William ging an seinem Vater vorbei und lief zum Heck. Tatsächlich, dort waren sie… Weitere Überfahrer. Und Will begann mit seiner Arbeit…

FdKFdKFdK

William sah den letzten Beibooten nach, wie sie die Grenze überschreitend hinüber auf die andere Seite fuhren. Er fühlte sich schlecht, als er die letzten verschwinden sah. Hoffnungslos. Einsam. Melancholie drohte ihn zu übermannen und er wusste es.

„Nein!" sagte er leise zu sich selbst. „Hör auf, daran zu denken…"

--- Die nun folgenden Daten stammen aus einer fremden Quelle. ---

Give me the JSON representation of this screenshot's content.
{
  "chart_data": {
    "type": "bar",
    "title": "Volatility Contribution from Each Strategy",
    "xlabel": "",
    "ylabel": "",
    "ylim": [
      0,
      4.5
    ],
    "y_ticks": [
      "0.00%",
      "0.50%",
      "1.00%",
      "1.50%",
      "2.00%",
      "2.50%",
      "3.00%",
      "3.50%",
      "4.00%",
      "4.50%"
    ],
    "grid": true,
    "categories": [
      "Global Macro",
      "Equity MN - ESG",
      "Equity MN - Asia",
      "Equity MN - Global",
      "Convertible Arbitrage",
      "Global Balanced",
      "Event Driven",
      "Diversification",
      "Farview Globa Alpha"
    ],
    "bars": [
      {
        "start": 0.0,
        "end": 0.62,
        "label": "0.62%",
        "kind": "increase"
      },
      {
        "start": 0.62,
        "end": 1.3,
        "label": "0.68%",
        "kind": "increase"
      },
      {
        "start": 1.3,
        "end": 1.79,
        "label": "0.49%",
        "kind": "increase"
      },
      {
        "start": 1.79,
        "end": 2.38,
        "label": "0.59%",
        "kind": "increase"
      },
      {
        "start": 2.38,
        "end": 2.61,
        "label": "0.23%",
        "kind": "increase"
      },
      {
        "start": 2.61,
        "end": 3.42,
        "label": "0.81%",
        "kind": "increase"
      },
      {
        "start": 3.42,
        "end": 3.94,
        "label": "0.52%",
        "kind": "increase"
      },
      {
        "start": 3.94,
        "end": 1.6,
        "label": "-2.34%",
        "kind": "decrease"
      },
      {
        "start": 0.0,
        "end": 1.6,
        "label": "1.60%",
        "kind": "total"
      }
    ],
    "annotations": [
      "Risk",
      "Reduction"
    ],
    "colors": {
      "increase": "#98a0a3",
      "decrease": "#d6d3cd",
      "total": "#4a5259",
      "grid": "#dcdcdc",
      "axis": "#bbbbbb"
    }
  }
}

Er wusste, was er sich in diesen Augenblicken am sehnlichsten wünschte. Und es war nichts, was ihm Hoffnung oder Zuversicht gab. Es erschreckte ihn eher. Und er kam nicht umhin, sich an die Brust zu fassen. Er spürte die Erhebungen seiner Narbe. Das leuchtende Rot derselben war verblasst, doch prangte sie noch immer kalt und weiß auf seiner Brust. Ein Grund, warum er den Spiegel aus seiner Kajüte hatte entfernen lassen. Ein weiterer war, dass sein Körper anscheinend das Aussehen seines Gemütszustandes annahm.

„Acht Jahre… mein Gott," er sah hinauf in den schwarzen und Sternbehangenen Himmel.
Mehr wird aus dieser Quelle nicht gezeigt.